Working with tenants

Because static and dynamic tenants can have their own Django apps configured, only the models within those apps will be migrated into their respective schemas. Without activating any tenant, the public schema will be the only schema in the search path, and therefore only models from the apps in TENANTS["public"]["APPS"] will be accessible.
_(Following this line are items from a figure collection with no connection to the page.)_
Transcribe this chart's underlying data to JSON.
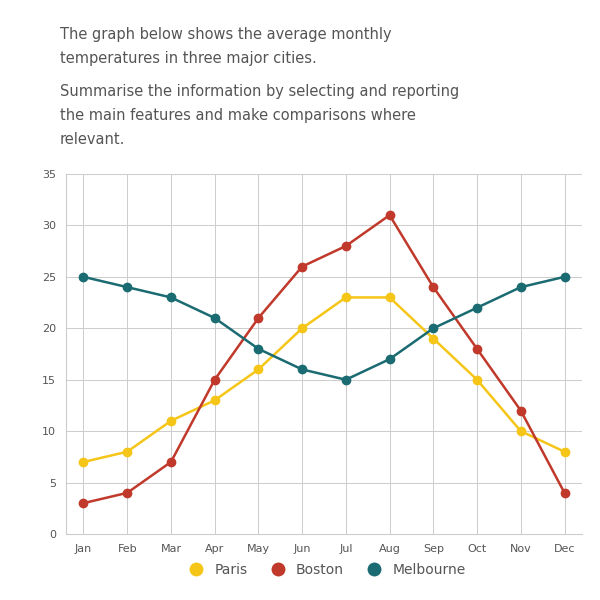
{
  "months": [
    "Jan",
    "Feb",
    "Mar",
    "Apr",
    "May",
    "Jun",
    "Jul",
    "Aug",
    "Sep",
    "Oct",
    "Nov",
    "Dec"
  ],
  "paris": [
    7,
    8,
    11,
    13,
    16,
    20,
    23,
    23,
    19,
    15,
    10,
    8
  ],
  "boston": [
    3,
    4,
    7,
    15,
    21,
    26,
    28,
    31,
    24,
    18,
    12,
    4
  ],
  "melbourne": [
    25,
    24,
    23,
    21,
    18,
    16,
    15,
    17,
    20,
    22,
    24,
    25
  ],
  "paris_color": "#f5c518",
  "boston_color": "#c0392b",
  "melbourne_color": "#1a6b72",
  "ylim": [
    0,
    35
  ],
  "yticks": [
    0,
    5,
    10,
    15,
    20,
    25,
    30,
    35
  ],
  "text_line1": "The graph below shows the average monthly",
  "text_line2": "temperatures in three major cities.",
  "text_line3": "Summarise the information by selecting and reporting",
  "text_line4": "the main features and make comparisons where",
  "text_line5": "relevant.",
  "bg_color": "#ffffff",
  "grid_color": "#cccccc",
  "marker_size": 6,
  "line_width": 1.8,
  "legend_labels": [
    "Paris",
    "Boston",
    "Melbourne"
  ],
  "text_color": "#555555",
  "tick_fontsize": 8,
  "text_fontsize": 10.5
}
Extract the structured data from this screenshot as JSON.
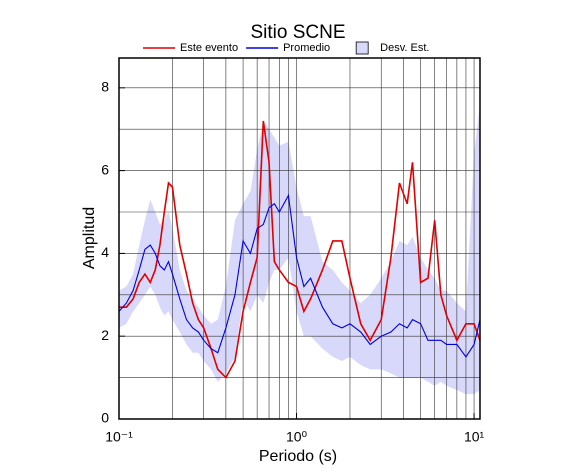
{
  "chart_data": {
    "type": "line",
    "title": "Sitio SCNE",
    "x_label": "Periodo (s)",
    "y_label": "Amplitud",
    "xscale": "log",
    "grid": true,
    "xlim": [
      0.1,
      10.8
    ],
    "ylim": [
      0,
      8.72
    ],
    "xticks": [
      {
        "value": 0.1,
        "label": "10⁻¹"
      },
      {
        "value": 1,
        "label": "10⁰"
      },
      {
        "value": 10,
        "label": "10¹"
      }
    ],
    "xminor": [
      0.2,
      0.3,
      0.4,
      0.5,
      0.6,
      0.7,
      0.8,
      0.9,
      2,
      3,
      4,
      5,
      6,
      7,
      8,
      9
    ],
    "yticks": [
      0,
      2,
      4,
      6,
      8
    ],
    "yminor": [
      1,
      3,
      5,
      7
    ],
    "x": [
      0.1,
      0.11,
      0.12,
      0.13,
      0.14,
      0.15,
      0.16,
      0.17,
      0.18,
      0.19,
      0.2,
      0.22,
      0.24,
      0.26,
      0.28,
      0.3,
      0.33,
      0.36,
      0.4,
      0.45,
      0.5,
      0.55,
      0.6,
      0.65,
      0.7,
      0.75,
      0.8,
      0.9,
      1.0,
      1.1,
      1.2,
      1.4,
      1.6,
      1.8,
      2.0,
      2.3,
      2.6,
      3.0,
      3.4,
      3.8,
      4.2,
      4.5,
      5.0,
      5.5,
      6.0,
      6.5,
      7.0,
      8.0,
      9.0,
      10.0,
      10.8
    ],
    "series": [
      {
        "name": "Este evento",
        "color": "#e00000",
        "values": [
          2.7,
          2.7,
          2.9,
          3.3,
          3.5,
          3.3,
          3.6,
          4.2,
          5.0,
          5.7,
          5.6,
          4.2,
          3.5,
          2.8,
          2.4,
          2.2,
          1.7,
          1.2,
          1.0,
          1.4,
          2.6,
          3.3,
          3.9,
          7.2,
          6.2,
          3.8,
          3.6,
          3.3,
          3.2,
          2.6,
          2.9,
          3.6,
          4.3,
          4.3,
          3.4,
          2.3,
          1.9,
          2.4,
          3.9,
          5.7,
          5.2,
          6.2,
          3.3,
          3.4,
          4.8,
          3.0,
          2.5,
          1.9,
          2.3,
          2.3,
          1.9
        ]
      },
      {
        "name": "Promedio",
        "color": "#0000dd",
        "values": [
          2.6,
          2.8,
          3.1,
          3.6,
          4.1,
          4.2,
          4.0,
          3.7,
          3.6,
          3.8,
          3.5,
          2.9,
          2.4,
          2.2,
          2.1,
          1.9,
          1.7,
          1.6,
          2.2,
          3.0,
          4.3,
          4.0,
          4.6,
          4.7,
          5.1,
          5.2,
          5.0,
          5.4,
          3.9,
          3.2,
          3.4,
          2.7,
          2.3,
          2.2,
          2.3,
          2.1,
          1.8,
          2.0,
          2.1,
          2.3,
          2.2,
          2.4,
          2.3,
          1.9,
          1.9,
          1.9,
          1.8,
          1.8,
          1.5,
          1.8,
          2.4
        ]
      },
      {
        "name": "Desv. Est.",
        "type": "band",
        "color": "#d8d8fa",
        "upper": [
          3.1,
          3.2,
          3.5,
          4.2,
          4.8,
          5.3,
          5.0,
          4.7,
          4.8,
          5.0,
          4.6,
          3.6,
          3.1,
          2.9,
          2.7,
          2.5,
          2.3,
          2.4,
          3.2,
          4.8,
          5.2,
          5.5,
          6.5,
          7.2,
          7.0,
          6.8,
          6.6,
          6.7,
          5.6,
          4.9,
          4.9,
          3.8,
          3.6,
          3.3,
          3.1,
          2.8,
          3.0,
          3.4,
          3.8,
          4.3,
          4.2,
          4.4,
          3.9,
          3.6,
          3.4,
          3.1,
          3.1,
          2.8,
          2.6,
          6.4,
          7.6
        ],
        "lower": [
          2.2,
          2.3,
          2.6,
          2.8,
          3.0,
          3.2,
          3.0,
          2.7,
          2.5,
          2.6,
          2.4,
          2.1,
          1.8,
          1.6,
          1.6,
          1.4,
          1.2,
          0.9,
          1.1,
          1.5,
          2.9,
          2.6,
          3.0,
          2.8,
          3.3,
          3.6,
          3.6,
          3.9,
          2.6,
          2.0,
          2.0,
          1.7,
          1.5,
          1.4,
          1.5,
          1.3,
          1.2,
          1.2,
          1.1,
          1.0,
          1.0,
          1.0,
          1.0,
          0.9,
          0.8,
          0.9,
          0.8,
          0.7,
          0.6,
          0.6,
          0.7
        ]
      }
    ]
  }
}
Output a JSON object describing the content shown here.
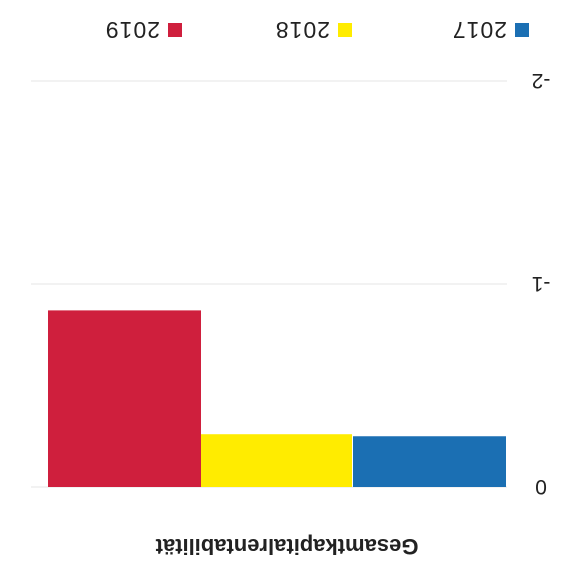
{
  "chart_data": {
    "type": "bar",
    "title": "",
    "xlabel": "Gesamtkapitalrentabilität",
    "ylabel": "",
    "categories": [
      "Gesamtkapitalrentabilität"
    ],
    "series": [
      {
        "name": "2017",
        "values": [
          -0.25
        ],
        "color": "#1b6fb3"
      },
      {
        "name": "2018",
        "values": [
          -0.26
        ],
        "color": "#ffec00"
      },
      {
        "name": "2019",
        "values": [
          -0.87
        ],
        "color": "#cf1f3d"
      }
    ],
    "ylim": [
      -2,
      0
    ],
    "yticks": [
      {
        "value": 0,
        "label": "0"
      },
      {
        "value": -1,
        "label": "-1"
      },
      {
        "value": -2,
        "label": "-2"
      }
    ],
    "grid": true,
    "legend_position": "top",
    "orientation": "rotated 180 degrees"
  }
}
For instance, after starting a new Django shell, querying the Tenant model will work, but querying models from other apps will raise a ProgrammingError:

>>> from tenants.models import Tenant
>>> from blog.models import BlogEntry
>>> from customers.models import Product
>>> Tenant.objects.all()
>>> BlogEntry.objects.all()  # ProgrammingError
>>> Product.objects.all()  # ProgrammingError

Before being able to operate in a tenant's schema, that tenant/schema must be activated first:

>>> from django_pgschemas.schemas import Schema
>>> from tenants.models import Tenant
>>> from blog.models import BlogEntry
>>> from customers.models import Product
>>> with Schema.create("blog"):
...     BlogEntry.objects.all()
>>> tenant1 = Tenant.objects.first()
>>> with tenant1:
...     Product.objects.all()

Tenant activation happens automatically during the request/response cycle through tenant routing.